I’ll be mindful of using = for exact string matching and MATCHES for regular expressions.

Also noted about Rule Engine limitations with a large number of columns.

Hi
This is the Rule workflow. My problem is each column is not only Yes or No.
This is the result i would like to have using only one node.

RULE.knwf (93.5 KB)
train.csv (223.8 KB)

Thanks
Br

If the data is not ordinal you could try one hot encoding with one to many

It’s what i look for.

Then try the node (One to Many Node)
br

This one is more luke-warm encoding :wink: but here is a new component I’ve been playing with:

image

You give it a set of rules in a single table. I used Excel for this purpose as it was easier to edit. They use exact Rule Engine syntax, and I’ve copied and pasted from all of your rule engines:

The biggest limitation would be performance on very large data sets because of the amount of Column Appending it has to do, which can slow things down significantly, especially on a large number of columns, but for general use, it should work.

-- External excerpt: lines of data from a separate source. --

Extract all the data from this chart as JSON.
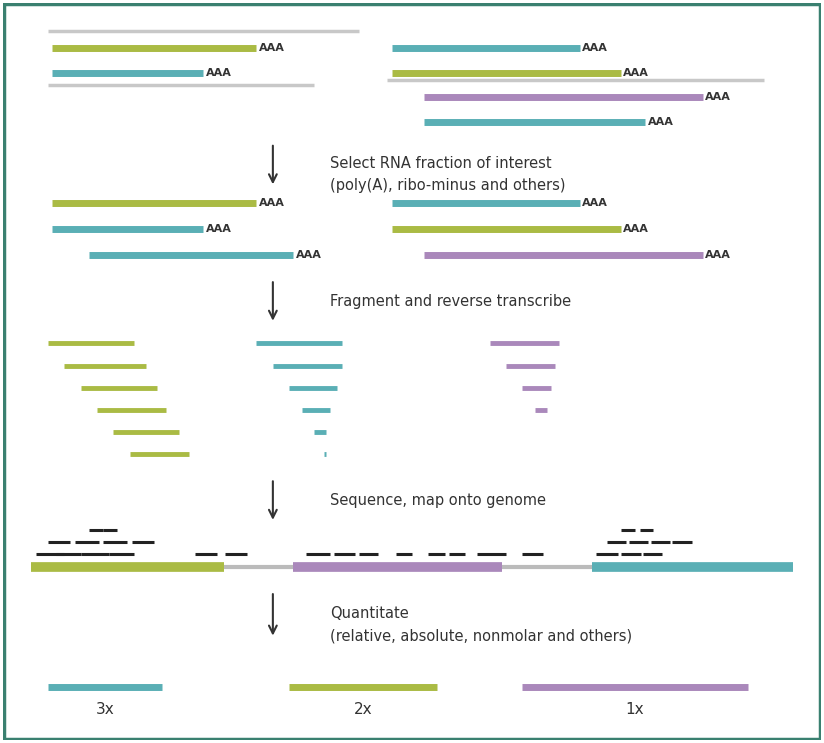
{
  "colors": {
    "teal": "#5AAFB5",
    "olive": "#AABB44",
    "purple": "#AA88BB",
    "gray": "#BBBBBB",
    "dark": "#333333"
  },
  "arrow_color": "#333333",
  "bg_color": "#FFFFFF",
  "border_color": "#3A8070",
  "step1_label": "Select RNA fraction of interest\n(poly(A), ribo-minus and others)",
  "step2_label": "Fragment and reverse transcribe",
  "step3_label": "Sequence, map onto genome",
  "step4_label": "Quantitate\n(relative, absolute, nonmolar and others)",
  "label_3x": "3x",
  "label_2x": "2x",
  "label_1x": "1x"
}
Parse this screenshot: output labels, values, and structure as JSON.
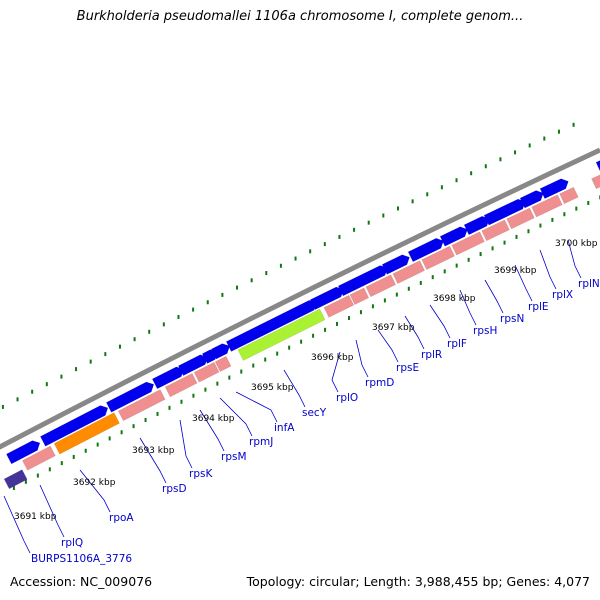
{
  "title": "Burkholderia pseudomallei 1106a chromosome I, complete genom...",
  "footer": {
    "accession": "Accession: NC_009076",
    "summary": "Topology: circular; Length: 3,988,455 bp; Genes: 4,077"
  },
  "colors": {
    "gene_block": "#0000ee",
    "rna_block": "#ef8f8f",
    "highlight_green": "#aaf033",
    "highlight_orange": "#ff8c00",
    "dark_gene": "#443399",
    "backbone": "#888888",
    "tick_dots": "#117711",
    "gene_label": "#0000cc"
  },
  "kbp_labels": [
    "3691 kbp",
    "3692 kbp",
    "3693 kbp",
    "3694 kbp",
    "3695 kbp",
    "3696 kbp",
    "3697 kbp",
    "3698 kbp",
    "3699 kbp",
    "3700 kbp"
  ],
  "gene_labels": [
    "BURPS1106A_3776",
    "rplQ",
    "rpoA",
    "rpsD",
    "rpsK",
    "rpsM",
    "rpmJ",
    "infA",
    "secY",
    "rplO",
    "rpmD",
    "rpsE",
    "rplR",
    "rplF",
    "rpsH",
    "rpsN",
    "rplE",
    "rplX",
    "rplN"
  ]
}
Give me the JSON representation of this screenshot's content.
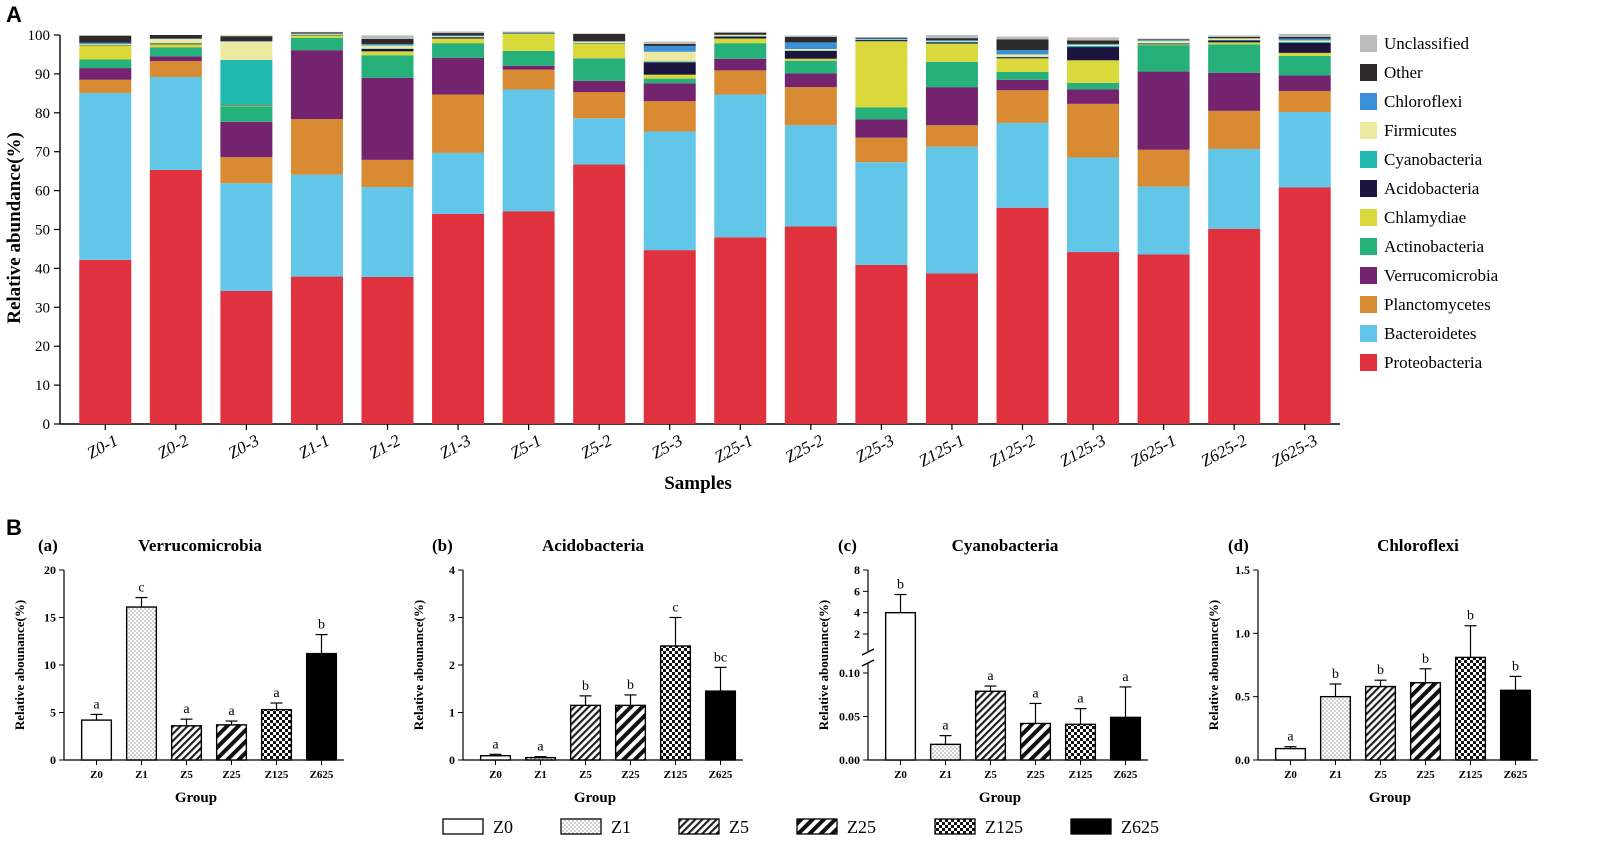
{
  "panelA": {
    "label": "A",
    "chart_data": {
      "type": "bar",
      "stacked": true,
      "ylabel": "Relative abundance(%)",
      "xlabel": "Samples",
      "ylim": [
        0,
        100
      ],
      "yticks": [
        0,
        10,
        20,
        30,
        40,
        50,
        60,
        70,
        80,
        90,
        100
      ],
      "categories": [
        "Z0-1",
        "Z0-2",
        "Z0-3",
        "Z1-1",
        "Z1-2",
        "Z1-3",
        "Z5-1",
        "Z5-2",
        "Z5-3",
        "Z25-1",
        "Z25-2",
        "Z25-3",
        "Z125-1",
        "Z125-2",
        "Z125-3",
        "Z625-1",
        "Z625-2",
        "Z625-3"
      ],
      "series": [
        {
          "name": "Proteobacteria",
          "color": "#e0313f",
          "values": [
            42.2,
            65.3,
            34.2,
            37.9,
            37.8,
            54.0,
            54.7,
            66.7,
            44.7,
            48.0,
            50.8,
            40.9,
            38.7,
            55.6,
            44.2,
            43.6,
            50.2,
            60.8
          ]
        },
        {
          "name": "Bacteroidetes",
          "color": "#62c6e8",
          "values": [
            42.9,
            23.9,
            27.7,
            26.2,
            23.1,
            15.7,
            31.3,
            11.9,
            30.5,
            36.7,
            26.0,
            26.4,
            32.6,
            21.8,
            24.3,
            17.4,
            20.5,
            19.4
          ]
        },
        {
          "name": "Planctomycetes",
          "color": "#d98b33",
          "values": [
            3.4,
            4.1,
            6.7,
            14.3,
            7.0,
            15.0,
            5.1,
            6.7,
            7.8,
            6.2,
            9.8,
            6.3,
            5.5,
            8.4,
            13.8,
            9.5,
            9.8,
            5.4
          ]
        },
        {
          "name": "Verrucomicrobia",
          "color": "#74246e",
          "values": [
            3.0,
            1.2,
            9.1,
            17.7,
            21.1,
            9.4,
            1.0,
            2.9,
            4.6,
            3.0,
            3.5,
            4.7,
            9.8,
            2.7,
            3.7,
            20.1,
            9.8,
            4.0
          ]
        },
        {
          "name": "Actinobacteria",
          "color": "#26b07a",
          "values": [
            2.2,
            2.3,
            4.0,
            3.2,
            5.8,
            3.8,
            3.8,
            5.8,
            1.2,
            4.0,
            3.3,
            3.1,
            6.5,
            2.0,
            1.7,
            6.8,
            7.3,
            5.0
          ]
        },
        {
          "name": "Chlamydiae",
          "color": "#d9d93c",
          "values": [
            3.6,
            0.8,
            0.2,
            0.6,
            1.0,
            1.2,
            4.4,
            3.8,
            1.0,
            1.2,
            0.5,
            17.0,
            4.7,
            3.5,
            5.8,
            0.2,
            0.5,
            0.8
          ]
        },
        {
          "name": "Acidobacteria",
          "color": "#1b1540",
          "values": [
            0.1,
            0.2,
            0.1,
            0.1,
            0.6,
            0.3,
            0.1,
            0.1,
            3.2,
            0.5,
            2.0,
            0.3,
            0.3,
            0.3,
            3.4,
            0.2,
            0.5,
            2.6
          ]
        },
        {
          "name": "Cyanobacteria",
          "color": "#20b9b0",
          "values": [
            0.1,
            0.1,
            11.6,
            0.1,
            0.1,
            0.1,
            0.1,
            0.1,
            0.2,
            0.1,
            0.1,
            0.1,
            0.1,
            0.1,
            0.3,
            0.1,
            0.1,
            0.2
          ]
        },
        {
          "name": "Firmicutes",
          "color": "#ece9a1",
          "values": [
            0.2,
            1.1,
            4.7,
            0.2,
            0.8,
            0.2,
            0.1,
            0.3,
            2.5,
            0.3,
            0.4,
            0.1,
            0.2,
            0.6,
            0.3,
            0.6,
            0.4,
            0.4
          ]
        },
        {
          "name": "Chloroflexi",
          "color": "#3b8fd9",
          "values": [
            0.3,
            0.1,
            0.1,
            0.1,
            0.4,
            0.2,
            0.1,
            0.1,
            1.5,
            0.1,
            1.7,
            0.2,
            0.3,
            1.1,
            0.2,
            0.2,
            0.1,
            0.5
          ]
        },
        {
          "name": "Other",
          "color": "#2d2a2a",
          "values": [
            1.8,
            0.9,
            1.3,
            0.3,
            1.3,
            0.6,
            0.1,
            1.9,
            0.5,
            0.5,
            1.4,
            0.2,
            0.5,
            2.8,
            0.9,
            0.2,
            0.3,
            0.4
          ]
        },
        {
          "name": "Unclassified",
          "color": "#bcbcbc",
          "values": [
            0.2,
            0.0,
            0.2,
            0.1,
            0.9,
            0.4,
            0.1,
            0.1,
            0.6,
            0.2,
            0.4,
            0.2,
            0.8,
            0.7,
            0.8,
            0.2,
            0.4,
            0.8
          ]
        }
      ]
    }
  },
  "panelB": {
    "label": "B",
    "chart_data": [
      {
        "type": "bar",
        "panel": "(a)",
        "title": "Verrucomicrobia",
        "ylabel": "Relative abounance(%)",
        "xlabel": "Group",
        "ylim": [
          0,
          20
        ],
        "yticks": [
          0,
          5,
          10,
          15,
          20
        ],
        "categories": [
          "Z0",
          "Z1",
          "Z5",
          "Z25",
          "Z125",
          "Z625"
        ],
        "values": [
          4.2,
          16.1,
          3.6,
          3.7,
          5.3,
          11.2
        ],
        "errors": [
          0.6,
          1.0,
          0.7,
          0.4,
          0.7,
          2.0
        ],
        "letters": [
          "a",
          "c",
          "a",
          "a",
          "a",
          "b"
        ]
      },
      {
        "type": "bar",
        "panel": "(b)",
        "title": "Acidobacteria",
        "ylabel": "Relative abounance(%)",
        "xlabel": "Group",
        "ylim": [
          0,
          4
        ],
        "yticks": [
          0,
          1,
          2,
          3,
          4
        ],
        "categories": [
          "Z0",
          "Z1",
          "Z5",
          "Z25",
          "Z125",
          "Z625"
        ],
        "values": [
          0.09,
          0.05,
          1.15,
          1.15,
          2.4,
          1.45
        ],
        "errors": [
          0.03,
          0.02,
          0.2,
          0.22,
          0.6,
          0.5
        ],
        "letters": [
          "a",
          "a",
          "b",
          "b",
          "c",
          "bc"
        ]
      },
      {
        "type": "bar",
        "panel": "(c)",
        "title": "Cyanobacteria",
        "ylabel": "Relative abounance(%)",
        "xlabel": "Group",
        "broken_axis": true,
        "ylim_lower": [
          0,
          0.1
        ],
        "ylim_upper": [
          0,
          8
        ],
        "yticks_lower": [
          "0.00",
          "0.05",
          "0.10"
        ],
        "yticks_upper": [
          "2",
          "4",
          "6",
          "8"
        ],
        "categories": [
          "Z0",
          "Z1",
          "Z5",
          "Z25",
          "Z125",
          "Z625"
        ],
        "values": [
          4.0,
          0.018,
          0.079,
          0.042,
          0.041,
          0.049
        ],
        "errors": [
          1.7,
          0.01,
          0.006,
          0.023,
          0.018,
          0.035
        ],
        "letters": [
          "b",
          "a",
          "a",
          "a",
          "a",
          "a"
        ]
      },
      {
        "type": "bar",
        "panel": "(d)",
        "title": "Chloroflexi",
        "ylabel": "Relative abounance(%)",
        "xlabel": "Group",
        "ylim": [
          0,
          1.5
        ],
        "yticks": [
          "0.0",
          "0.5",
          "1.0",
          "1.5"
        ],
        "categories": [
          "Z0",
          "Z1",
          "Z5",
          "Z25",
          "Z125",
          "Z625"
        ],
        "values": [
          0.09,
          0.5,
          0.58,
          0.61,
          0.81,
          0.55
        ],
        "errors": [
          0.015,
          0.1,
          0.05,
          0.11,
          0.25,
          0.11
        ],
        "letters": [
          "a",
          "b",
          "b",
          "b",
          "b",
          "b"
        ]
      }
    ],
    "legend": [
      "Z0",
      "Z1",
      "Z5",
      "Z25",
      "Z125",
      "Z625"
    ]
  }
}
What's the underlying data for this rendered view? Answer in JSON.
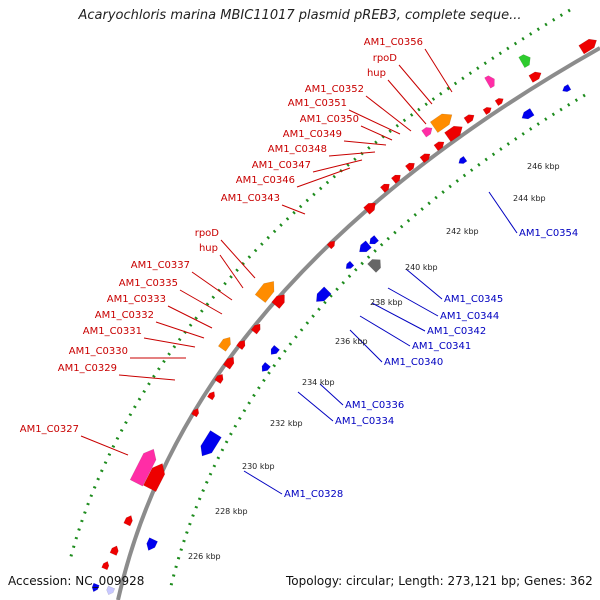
{
  "title": "Acaryochloris marina MBIC11017 plasmid pREB3, complete seque...",
  "footer": {
    "accession": "Accession: NC_009928",
    "summary": "Topology: circular; Length: 273,121 bp; Genes: 362"
  },
  "colors": {
    "backbone": "#8c8c8c",
    "forward_gene": "#ee0000",
    "reverse_gene": "#0000ee",
    "forward_label": "#c80000",
    "reverse_label": "#0000c0",
    "rna_like": "#ff8c00",
    "pink": "#ff2da6",
    "green": "#2ecc2e",
    "grey": "#666666",
    "dotted_ring": "#1e8c1e"
  },
  "forward_labels": [
    {
      "name": "AM1_C0356"
    },
    {
      "name": "rpoD"
    },
    {
      "name": "hup"
    },
    {
      "name": "AM1_C0352"
    },
    {
      "name": "AM1_C0351"
    },
    {
      "name": "AM1_C0350"
    },
    {
      "name": "AM1_C0349"
    },
    {
      "name": "AM1_C0348"
    },
    {
      "name": "AM1_C0347"
    },
    {
      "name": "AM1_C0346"
    },
    {
      "name": "AM1_C0343"
    },
    {
      "name": "rpoD"
    },
    {
      "name": "hup"
    },
    {
      "name": "AM1_C0337"
    },
    {
      "name": "AM1_C0335"
    },
    {
      "name": "AM1_C0333"
    },
    {
      "name": "AM1_C0332"
    },
    {
      "name": "AM1_C0331"
    },
    {
      "name": "AM1_C0330"
    },
    {
      "name": "AM1_C0329"
    },
    {
      "name": "AM1_C0327"
    }
  ],
  "reverse_labels": [
    {
      "name": "AM1_C0354"
    },
    {
      "name": "AM1_C0345"
    },
    {
      "name": "AM1_C0344"
    },
    {
      "name": "AM1_C0342"
    },
    {
      "name": "AM1_C0341"
    },
    {
      "name": "AM1_C0340"
    },
    {
      "name": "AM1_C0336"
    },
    {
      "name": "AM1_C0334"
    },
    {
      "name": "AM1_C0328"
    }
  ],
  "ticks": [
    "246 kbp",
    "244 kbp",
    "242 kbp",
    "240 kbp",
    "238 kbp",
    "236 kbp",
    "234 kbp",
    "232 kbp",
    "230 kbp",
    "228 kbp",
    "226 kbp"
  ]
}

I would suggest editing rules in a regular Rule Engine to ensure they are syntactically correct and then copy/paste all together into an Excel spreadsheet to be read in by the workflow. They can of course be manually edited in a table editor (Table Creator ) or using a text editor and plain csv files, but I found Excel more convenient to use.

RULES using multi-column component.knwf (256.9 KB)

3 Likes

Hi,
Great, I tried it and it’s fantastic. What’s perfect is that it’s a problem we often encounter. THANK YOU.

2 Likes

your welcome @Brain . Do post a message (tagging me) if you encounter any issues with it, as it’s new and I’ve only done basic testing.